A typical application server, including WebLogic Server, supports a variety of clients, including Web browsers, standalone clients, and wireless devices. On the server side, WebLogic Server operates on a variety of operating systems. On the back-end, WebLogic Server integrates with relational databases, messages queues, and legacy systems. WebLogic Server also provides support for features such as Servlets, Java Server Pages (JSPs), Enterprise JavaBeans (EJBs), and Java Messaging Service (JMS), to provide access to standard network protocols, database, and messaging systems. Clients can communicate with these server-side features using, for example, Remote Method Invocation (RMI) calls. RMI allows an object running on a first Java virtual machine or JVM to invoke methods on a remote object running on a second JVM. Typically the machine making the invoke is referred to as the client, and the machine responding to the invoke referred to as the server.
A problem with many application servers as they are currently implemented, is that the server must keep track of all of the remote objects as they are created. As the server handles request from clients, additional object implementations may be created. Because in many instances the server does not know when (if ever) these object implementations will be reused by the client, it may not delete them for a long period of time. As a result, the number of objects steadily increases during use, and remain on the server for indefinite periods of time. There is a lot of system overhead associated with these objects—for example, each object has to be runtime setup to take client calls. The increase in objects thus limits the overall scalability of the server, and as such they should be garbage collected when no longer in use. Mechanisms that can increase both server scalability, and flexibility in handling and managing a large number of object instances are highly desirable.

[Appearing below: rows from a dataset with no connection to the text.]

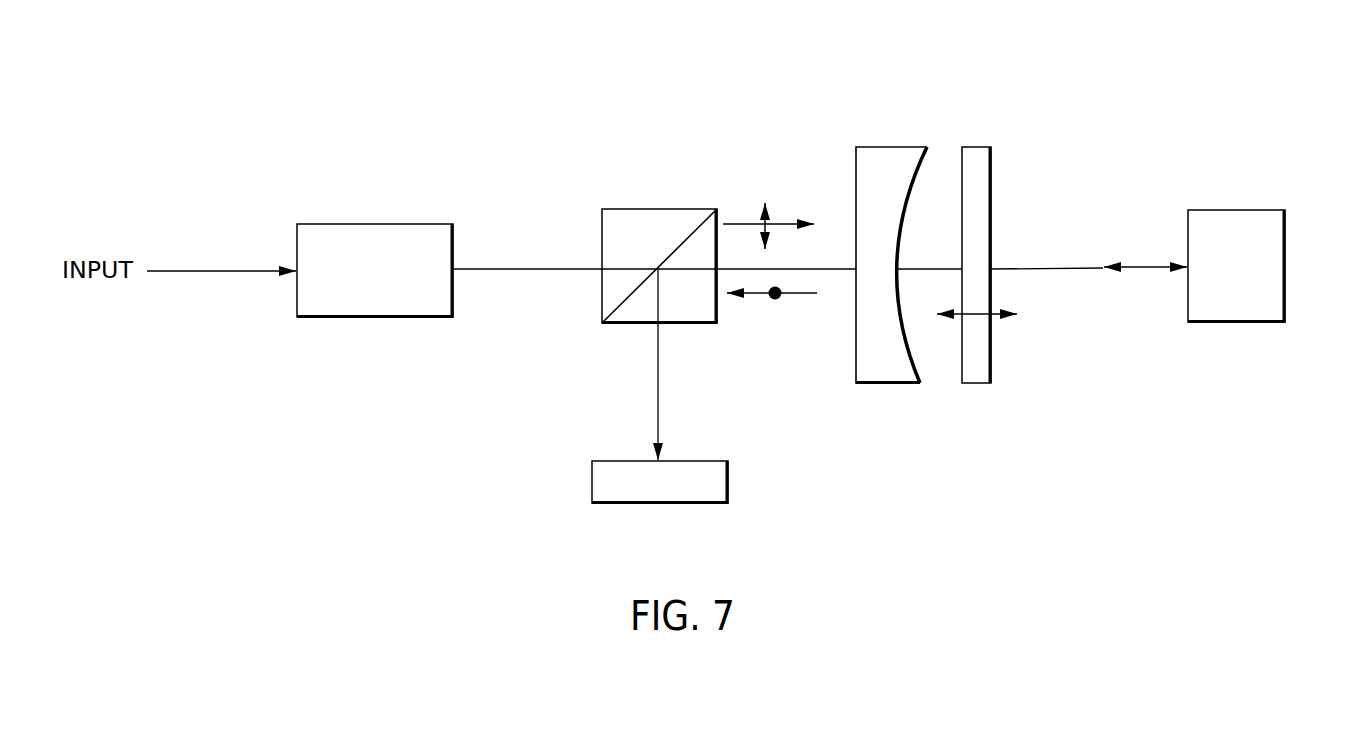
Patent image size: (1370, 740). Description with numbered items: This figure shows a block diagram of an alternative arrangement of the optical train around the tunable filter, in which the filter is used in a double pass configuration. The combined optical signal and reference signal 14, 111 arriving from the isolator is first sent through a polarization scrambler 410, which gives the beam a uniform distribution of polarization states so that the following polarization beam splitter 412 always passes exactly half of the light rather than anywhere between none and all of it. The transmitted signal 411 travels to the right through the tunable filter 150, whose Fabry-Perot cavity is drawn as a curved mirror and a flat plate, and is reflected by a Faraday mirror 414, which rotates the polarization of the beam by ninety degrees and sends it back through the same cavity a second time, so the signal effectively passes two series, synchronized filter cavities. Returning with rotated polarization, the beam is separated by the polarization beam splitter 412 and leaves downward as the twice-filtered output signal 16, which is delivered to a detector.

The optical signal 14 is at (221, 301).
The reference signal 111 is at (197, 272).
The polarization scrambler 410 is at (372, 318).
The polarization beam splitter 412 is at (693, 324).
The transmitted signal 411 is at (783, 222).
The tunable filter 150 is at (934, 261).
The Faraday mirror 414 is at (1245, 323).
The output signal 16 is at (656, 393).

One approach to this problem is through lazy activation of RMI objects, as described in the Java RMI Specification, incorporated herein by reference. Object activation can be used to provide persistent references to objects, and to manage the execution of object implementations. In RMI lazy activation, when an activatable object is accessed through a remote method invocation the system initiates the Object's execution inside an appropriate JVM. As referred to in the context of RMI lazy activation, an active object is a remote object that is instantiated and exported in a JVM. A passive object is one that is not yet instantiated) in a JVM, but which can be brought into an active state. Activation transforms a passive object into an active object, a process that requires the object be associated with a JVM. Lazy activation essentially defers activating an object until a client's first use (usually when the client invokes the object).

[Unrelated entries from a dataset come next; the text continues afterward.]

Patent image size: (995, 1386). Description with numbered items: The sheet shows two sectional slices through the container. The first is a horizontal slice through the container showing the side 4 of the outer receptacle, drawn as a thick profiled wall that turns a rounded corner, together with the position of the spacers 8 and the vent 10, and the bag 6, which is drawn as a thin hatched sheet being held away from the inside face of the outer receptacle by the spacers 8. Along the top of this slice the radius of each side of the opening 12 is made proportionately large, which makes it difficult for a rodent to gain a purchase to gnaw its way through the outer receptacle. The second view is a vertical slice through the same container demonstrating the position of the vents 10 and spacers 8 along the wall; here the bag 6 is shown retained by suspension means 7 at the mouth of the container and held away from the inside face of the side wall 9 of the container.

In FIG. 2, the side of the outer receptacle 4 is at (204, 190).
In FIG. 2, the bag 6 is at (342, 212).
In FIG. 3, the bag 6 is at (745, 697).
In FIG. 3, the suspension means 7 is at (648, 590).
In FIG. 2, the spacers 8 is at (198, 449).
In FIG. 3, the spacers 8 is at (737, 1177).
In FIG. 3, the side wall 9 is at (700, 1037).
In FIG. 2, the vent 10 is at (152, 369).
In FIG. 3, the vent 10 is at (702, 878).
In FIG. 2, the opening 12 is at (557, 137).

In RMI lazy activation, activation of remote objects is implemented using a process known as faulting remote reference—a reference to a remote object that “faults in” the active objects reference upon the first method invocation to the object. In practice, the remote objects stub contains the faulting remote reference. Each faulting reference maintains both a persistent reference (activation identifier, or activation id), and a transient remote reference to the target remote object. The remote object's activation ID contains the necessary information to allow a third party to activate the object. The transient reference is then used to actually contact the executing object. If the live reference to a remote object is null, the target object is not known to be active. When invoked, the faulting reference obtains a “live” reference, or remote reference for the newly-activated object. The faulting reference then forwards method invocations to the underlying remote reference, which in turn forwards the method invocation to the remote object.

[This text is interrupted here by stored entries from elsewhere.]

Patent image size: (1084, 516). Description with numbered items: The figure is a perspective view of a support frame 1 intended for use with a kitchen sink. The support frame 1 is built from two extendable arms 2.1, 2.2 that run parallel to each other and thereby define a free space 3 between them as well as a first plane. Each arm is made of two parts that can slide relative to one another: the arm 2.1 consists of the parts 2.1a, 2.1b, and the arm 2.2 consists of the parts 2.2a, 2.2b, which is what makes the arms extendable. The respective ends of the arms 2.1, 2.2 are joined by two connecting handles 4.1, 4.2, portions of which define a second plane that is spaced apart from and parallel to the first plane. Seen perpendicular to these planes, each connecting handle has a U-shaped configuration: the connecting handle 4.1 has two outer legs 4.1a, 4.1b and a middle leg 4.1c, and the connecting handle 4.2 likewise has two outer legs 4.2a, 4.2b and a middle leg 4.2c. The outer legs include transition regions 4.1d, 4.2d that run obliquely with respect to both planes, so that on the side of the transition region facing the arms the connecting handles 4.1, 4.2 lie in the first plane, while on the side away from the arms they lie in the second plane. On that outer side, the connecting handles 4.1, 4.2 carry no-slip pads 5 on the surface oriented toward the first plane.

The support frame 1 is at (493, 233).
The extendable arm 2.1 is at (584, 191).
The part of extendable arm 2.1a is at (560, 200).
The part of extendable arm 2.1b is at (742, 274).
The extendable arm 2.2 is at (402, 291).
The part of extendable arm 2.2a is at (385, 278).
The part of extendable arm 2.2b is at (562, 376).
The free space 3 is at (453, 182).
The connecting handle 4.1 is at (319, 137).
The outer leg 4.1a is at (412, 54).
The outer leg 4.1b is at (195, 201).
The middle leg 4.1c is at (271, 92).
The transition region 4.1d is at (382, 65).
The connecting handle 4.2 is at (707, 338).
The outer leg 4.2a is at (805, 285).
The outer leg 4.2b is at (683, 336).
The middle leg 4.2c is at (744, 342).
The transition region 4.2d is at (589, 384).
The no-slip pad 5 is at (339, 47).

During a remote method invocation, if the live reference for a target object is unknown, the faulting reference engages in the activation protocol. An activator supervises the activation, usually by mapping activation identifiers to the information necessary to activate an object, such as the object's class; and by starting up JVMs (when necessary) and forwarding requests for object activation to the correct activation group inside the remote JVM. Activation groups receive the request to activate an object in the JVM, and return the activated object back to the activator. During activation a faulting reference provides an activation ID and calls the activator to activate the object associated with the identifier. The activator looks up the object's activation descriptor to find the JVM in which it is activated, the object's class name, and object-specific initialization data in marshalled form. The activator then forwards the activation request to the specified group. If the activation group does not already exist, the activator initiates an activation group and then forwards the activation request to the newly executed group. The activation group loads the class for the object and instantiates the object. When the object is activated, the activation group passes back a marshalled object reference to the activator. The activation ID and active reference pairing is recorded, and the active reference returned to the faulting reference. The faulting reference then forwards method invocations via the live reference directly to the remote object.